Posts Tagged ‘debugging’

Book Review: Why is the Phone on Fire?

Monday, April 5th, 2010

That’s not the full title of the book, just the most memorable part. The full title is If I Only Changed the Software, Why is the Phone on Fire?: Embedded Debugging Methods Revealed. I pulled it off the library shelf on a whim. I want more ability to explain debugging to others, and besides, library checkouts are cheap.

It turned out to be an extremely good whim. Despite some minor issues, this book is an extremely readable introduction to how to approach debugging, with a fair bit of specific advice. It’s structured as a series of chapters about a fictional team. Each chapter is bracketed by discussion of a specific real-world bug that caused a lot of very visible trouble. Inside each chapter, the fictional team struggles to figure out a problem that turns out to be caused by similar forces. The discussion focuses on their thought patterns and realizations. The writing is nicely specific without having to include a lot of source code. Symptoms and behaviors are the main focus.

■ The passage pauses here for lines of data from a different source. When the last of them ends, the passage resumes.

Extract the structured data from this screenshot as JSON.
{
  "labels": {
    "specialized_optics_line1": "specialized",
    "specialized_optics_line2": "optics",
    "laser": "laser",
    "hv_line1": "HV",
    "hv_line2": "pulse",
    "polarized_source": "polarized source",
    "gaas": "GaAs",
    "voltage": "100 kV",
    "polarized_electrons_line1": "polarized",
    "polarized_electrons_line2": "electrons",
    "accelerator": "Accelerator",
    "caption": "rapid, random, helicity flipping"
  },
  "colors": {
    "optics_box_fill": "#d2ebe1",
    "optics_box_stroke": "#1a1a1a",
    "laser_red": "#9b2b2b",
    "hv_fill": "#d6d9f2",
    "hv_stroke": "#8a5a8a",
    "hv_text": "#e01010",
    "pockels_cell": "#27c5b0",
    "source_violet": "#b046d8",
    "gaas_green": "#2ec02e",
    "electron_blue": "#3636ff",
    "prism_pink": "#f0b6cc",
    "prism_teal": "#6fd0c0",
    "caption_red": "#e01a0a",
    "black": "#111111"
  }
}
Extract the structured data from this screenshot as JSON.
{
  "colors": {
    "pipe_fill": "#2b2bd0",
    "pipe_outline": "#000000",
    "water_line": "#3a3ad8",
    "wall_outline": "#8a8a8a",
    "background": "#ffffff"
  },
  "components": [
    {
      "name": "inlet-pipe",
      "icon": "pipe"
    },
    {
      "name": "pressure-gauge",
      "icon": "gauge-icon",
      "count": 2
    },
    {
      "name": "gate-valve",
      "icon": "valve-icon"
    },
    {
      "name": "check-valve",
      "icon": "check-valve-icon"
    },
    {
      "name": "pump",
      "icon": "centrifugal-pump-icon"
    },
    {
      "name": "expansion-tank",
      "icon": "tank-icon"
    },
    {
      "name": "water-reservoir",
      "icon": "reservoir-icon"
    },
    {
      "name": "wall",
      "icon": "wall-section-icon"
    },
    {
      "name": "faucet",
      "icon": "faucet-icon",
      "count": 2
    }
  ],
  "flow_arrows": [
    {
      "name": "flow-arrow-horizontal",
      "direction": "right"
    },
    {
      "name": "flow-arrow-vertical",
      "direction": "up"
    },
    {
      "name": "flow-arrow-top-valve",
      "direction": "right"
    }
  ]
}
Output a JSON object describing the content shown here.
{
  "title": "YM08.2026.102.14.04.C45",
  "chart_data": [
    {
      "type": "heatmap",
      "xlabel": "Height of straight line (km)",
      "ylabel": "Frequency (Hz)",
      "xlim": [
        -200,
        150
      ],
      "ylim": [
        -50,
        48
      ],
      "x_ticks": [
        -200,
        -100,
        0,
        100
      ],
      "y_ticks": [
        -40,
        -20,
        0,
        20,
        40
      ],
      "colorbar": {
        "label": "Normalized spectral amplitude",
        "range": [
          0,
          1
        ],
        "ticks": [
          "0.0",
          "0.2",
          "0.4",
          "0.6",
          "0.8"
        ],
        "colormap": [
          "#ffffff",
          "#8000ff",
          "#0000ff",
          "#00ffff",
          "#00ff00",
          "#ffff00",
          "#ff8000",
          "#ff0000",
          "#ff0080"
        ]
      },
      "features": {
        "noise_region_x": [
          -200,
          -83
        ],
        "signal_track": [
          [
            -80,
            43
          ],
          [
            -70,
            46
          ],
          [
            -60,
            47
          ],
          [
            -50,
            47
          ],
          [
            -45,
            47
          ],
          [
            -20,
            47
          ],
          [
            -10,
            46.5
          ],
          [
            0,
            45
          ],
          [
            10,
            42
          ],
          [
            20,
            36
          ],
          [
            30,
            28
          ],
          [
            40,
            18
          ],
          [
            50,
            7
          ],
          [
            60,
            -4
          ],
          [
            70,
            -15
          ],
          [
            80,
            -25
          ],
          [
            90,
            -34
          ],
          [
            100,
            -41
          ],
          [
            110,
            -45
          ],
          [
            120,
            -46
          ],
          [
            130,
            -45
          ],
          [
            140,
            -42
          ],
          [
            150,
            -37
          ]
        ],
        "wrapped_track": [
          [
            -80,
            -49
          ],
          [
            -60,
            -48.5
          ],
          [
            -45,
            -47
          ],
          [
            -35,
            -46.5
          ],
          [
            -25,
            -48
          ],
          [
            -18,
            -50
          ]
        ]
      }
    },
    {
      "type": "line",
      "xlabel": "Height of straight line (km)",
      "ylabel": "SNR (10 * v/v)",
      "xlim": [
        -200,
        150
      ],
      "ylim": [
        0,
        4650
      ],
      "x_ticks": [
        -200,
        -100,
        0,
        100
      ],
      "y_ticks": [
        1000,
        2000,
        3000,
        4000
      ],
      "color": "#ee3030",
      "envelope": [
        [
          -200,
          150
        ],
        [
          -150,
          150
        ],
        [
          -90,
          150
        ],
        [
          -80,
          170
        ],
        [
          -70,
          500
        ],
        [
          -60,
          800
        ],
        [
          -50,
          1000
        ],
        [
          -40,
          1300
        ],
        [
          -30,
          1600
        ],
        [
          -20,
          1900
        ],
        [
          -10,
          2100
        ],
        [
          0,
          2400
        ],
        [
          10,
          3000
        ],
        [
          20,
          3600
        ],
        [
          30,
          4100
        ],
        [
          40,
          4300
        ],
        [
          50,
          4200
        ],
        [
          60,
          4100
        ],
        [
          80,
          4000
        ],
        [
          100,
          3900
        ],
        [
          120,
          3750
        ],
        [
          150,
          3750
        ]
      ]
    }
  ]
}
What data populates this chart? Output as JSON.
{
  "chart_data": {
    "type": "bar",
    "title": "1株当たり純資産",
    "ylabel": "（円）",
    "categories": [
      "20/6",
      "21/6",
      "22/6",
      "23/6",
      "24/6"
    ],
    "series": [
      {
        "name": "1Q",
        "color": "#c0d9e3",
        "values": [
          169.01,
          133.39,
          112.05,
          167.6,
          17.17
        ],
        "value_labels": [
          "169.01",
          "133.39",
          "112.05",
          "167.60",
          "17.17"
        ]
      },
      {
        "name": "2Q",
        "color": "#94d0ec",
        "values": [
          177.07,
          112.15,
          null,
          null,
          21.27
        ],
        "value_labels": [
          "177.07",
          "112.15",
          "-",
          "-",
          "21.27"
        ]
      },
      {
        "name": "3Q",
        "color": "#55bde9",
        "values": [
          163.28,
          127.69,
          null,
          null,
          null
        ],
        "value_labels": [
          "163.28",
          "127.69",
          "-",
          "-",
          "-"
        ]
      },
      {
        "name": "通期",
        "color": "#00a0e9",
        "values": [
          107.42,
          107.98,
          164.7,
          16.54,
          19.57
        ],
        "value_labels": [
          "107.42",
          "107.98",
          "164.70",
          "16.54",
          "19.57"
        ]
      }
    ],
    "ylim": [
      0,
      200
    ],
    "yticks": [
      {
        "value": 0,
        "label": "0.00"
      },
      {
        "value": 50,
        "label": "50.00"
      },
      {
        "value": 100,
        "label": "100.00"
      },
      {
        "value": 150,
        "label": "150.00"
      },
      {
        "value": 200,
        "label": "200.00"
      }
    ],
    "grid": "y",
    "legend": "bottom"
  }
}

Although the title specifies embedded debugging, most of the techniques in this book can (and should!) be applied to any sort of debugging. The value in this book isn’t in the specific situations it describes, but in the approach to diagnosis and problem-solving it teaches. That said, all of the situations in this book use relatively small software systems. A book on debugging larger systems would be a good next read. The closest match I can think of is Working Effectively With Legacy Code, but that has a development focus, not a debugging focus. (I recommend it in its own right, but it’s not an obvious follow-up for this book.)

Although Why is the Phone on Fire? is generally a good resource, there were some problems with its writing. The members of the fictional team behave in racially stereotyped ways. The writing style was occasionally pedantic — I could sometimes interpret this as the old hands on the team being patronizing to the newbie, but that’s problematic too. I think these problems are overshadowed by the positive qualities of the book, but potential readers should be aware of them going in.

Overall, it’s a very good book in an underserved market niche. I’m going to buy a copy for lending purposes.